Have you been thinking about the concept of “weakly inferred meanings (WIMs)" – a machine-tractable representation of meaning from text – of late? An in-the-works organization, OpenWIMS.org, has.
OpenWIMS explains itself as an organization for defining standards in semantic text processing, and an open source implementation of a semantic analyzer, whose output is a collection of WIMs. The system, it further explains, is a semantic text analysis engine that lives on a syntactic semantic lexicon and expects as input a set of syntactic dependencies for the target text.
“The system takes natural language text and does its best to pull that text down to machine-tractable meaning representations that can then be auto-reasoned upon by computerized agents, and made available for data mining,” says Benjamin Johnson, one of the three people behind the emerging organization. “It’s how to get free-form text into something very well-defined and structured and that can be reasoned upon.”
As he notes, disambiguation is the big bugaboo in processing text automatically – Mary may have had a little lamb, but does that mean she is a little girl with a pet sheep, a young lady who ate lamb chops for dinner, or a newly minted mother ewe? “These are radically different interpretations of this same string of text, so you need to know which is correct or you are apt to make errors if you get it wrong,” he says.
A 70 or 80 percent accuracy has been the norm, but it can get better with knowledge-based methods like the organization’s own approach to semantic analysis, Johnson says. It won’t happen, however, unless you can penetrate the knowledge acquisition bottleneck. And the project seeks to overcome that by providing a community-driven, moderated and open knowledge base designed specifically for use in textual semantic analysis, including word sense disambiguation, semantic relation detection and so on.

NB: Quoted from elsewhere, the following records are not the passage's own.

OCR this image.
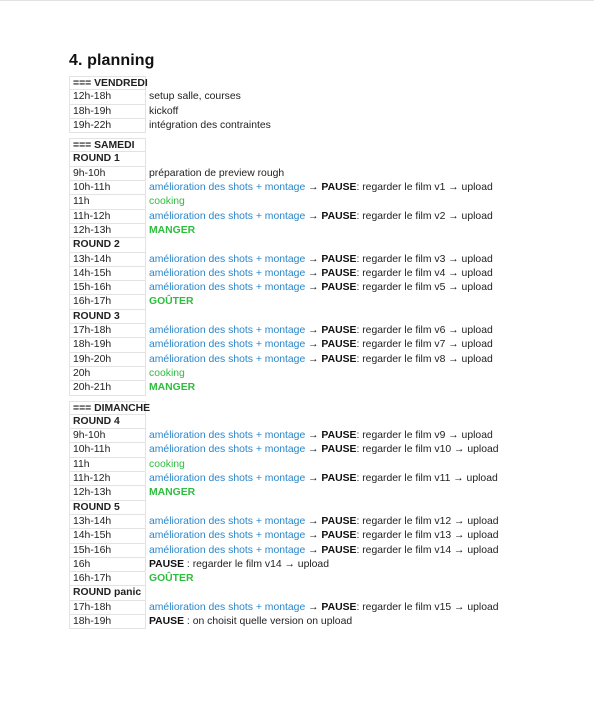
4. planning
=== VENDREDI
12h-18h	setup salle, courses
18h-19h	kickoff
19h-22h	intégration des contraintes
=== SAMEDI
ROUND 1
9h-10h	préparation de preview rough
10h-11h	amélioration des shots + montage → PAUSE: regarder le film v1 → upload
11h	cooking
11h-12h	amélioration des shots + montage → PAUSE: regarder le film v2 → upload
12h-13h	MANGER
ROUND 2
13h-14h	amélioration des shots + montage → PAUSE: regarder le film v3 → upload
14h-15h	amélioration des shots + montage → PAUSE: regarder le film v4 → upload
15h-16h	amélioration des shots + montage → PAUSE: regarder le film v5 → upload
16h-17h	GOÛTER
ROUND 3
17h-18h	amélioration des shots + montage → PAUSE: regarder le film v6 → upload
18h-19h	amélioration des shots + montage → PAUSE: regarder le film v7 → upload
19h-20h	amélioration des shots + montage → PAUSE: regarder le film v8 → upload
20h	cooking
20h-21h	MANGER
=== DIMANCHE
ROUND 4
9h-10h	amélioration des shots + montage → PAUSE: regarder le film v9 → upload
10h-11h	amélioration des shots + montage → PAUSE: regarder le film v10 → upload
11h	cooking
11h-12h	amélioration des shots + montage → PAUSE: regarder le film v11 → upload
12h-13h	MANGER
ROUND 5
13h-14h	amélioration des shots + montage → PAUSE: regarder le film v12 → upload
14h-15h	amélioration des shots + montage → PAUSE: regarder le film v13 → upload
15h-16h	amélioration des shots + montage → PAUSE: regarder le film v14 → upload
16h	PAUSE : regarder le film v14 → upload
16h-17h	GOÛTER
ROUND panic
17h-18h	amélioration des shots + montage → PAUSE: regarder le film v15 → upload
18h-19h	PAUSE : on choisit quelle version on upload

Jesse English, also one of the founding project members, says the roots are in work that the team has been involved with in the past, including developing a large-scale semantic text analyzer whose theory is academically available and open but whose carefully structured knowledge base is not. “It’s the knowledge that all the theory lives on that is not available and that is a monumental feat to construct,” he says. “You can read how great a system works and say, ‘I want to do it, too,’ but if there’s no knowledge to back it up it won’t do anything.”
So far, the project has what English says are some very rough rudimentary knowledge resources as a starting point. It has as a base an ontology to provide a common language and context for the semantic representations of text for performing reasoning about a WIM, and a lexicon to allow the WIM processor to translate an input text into WIMs by applying macro-theories. Both can be updated and customized.
Everyone Into The Knowledge-Building Pool
For the vision to really take off, however, “one of the big things that has to happen is to open knowledge up in such a way that the community of those interested in this can access this knowledge and edit it in a collaborative way, in a community-moderated driven way, very Wiki style,” English says. The aim is to do it with an eye on ontologically-rounded, lexical-sensitive, computationally linguistic-savvy descriptives, to help with determining meaning possibilities in the context in which they exist.
“Our primary goal, or one of them, is to fuel all this, to have a system available that lets people who want to help this go on and add to it," English notes. "Hopefully that is a scalable way of knowledge acquisition.”
Schema.org and Freebase, says Benjamin Bengfort, the final originating member of the trio behind OpenWIMS, are projects of equal magnitude seeking to solve different problems that have seen success in the community. “We are hopeful we’ll get the same sort of contribution and also come up with automatic ways of having knowledge bases generated by crawlers,” he notes. Another step in the knowledge acquisition ladder is to come up with an intelligent strategy for helping contributors to work smart, focusing on places where knowledge acquisition is desperately needed.
“We want strategies and automatic methods to help direct people to the hotbeds of where we can gain as much ground as quickly as possible,” says Johnson. An aim is for the system to report when it is unsure of the right meaning because it has insufficient knowledge to disambiguate a lexical token rather than guessing at one, and automatically alert the community to the context issue.
The short list, the founders say, is making knowledge publicly available and setting things up in a way that isn’t super-scary, so that someone can feel confident in making contributions to it. Longer term, the possibilities are vast when computers can raise their accuracy in semantic text processing and analysis, via enriched meaning repositories.
“The future utility is almost everything,” English says, “if we could use natural language and have our computers give us answers they can seek out because they dig through unbelievable volumes of information in a small amount of time to give you what you are looking for.”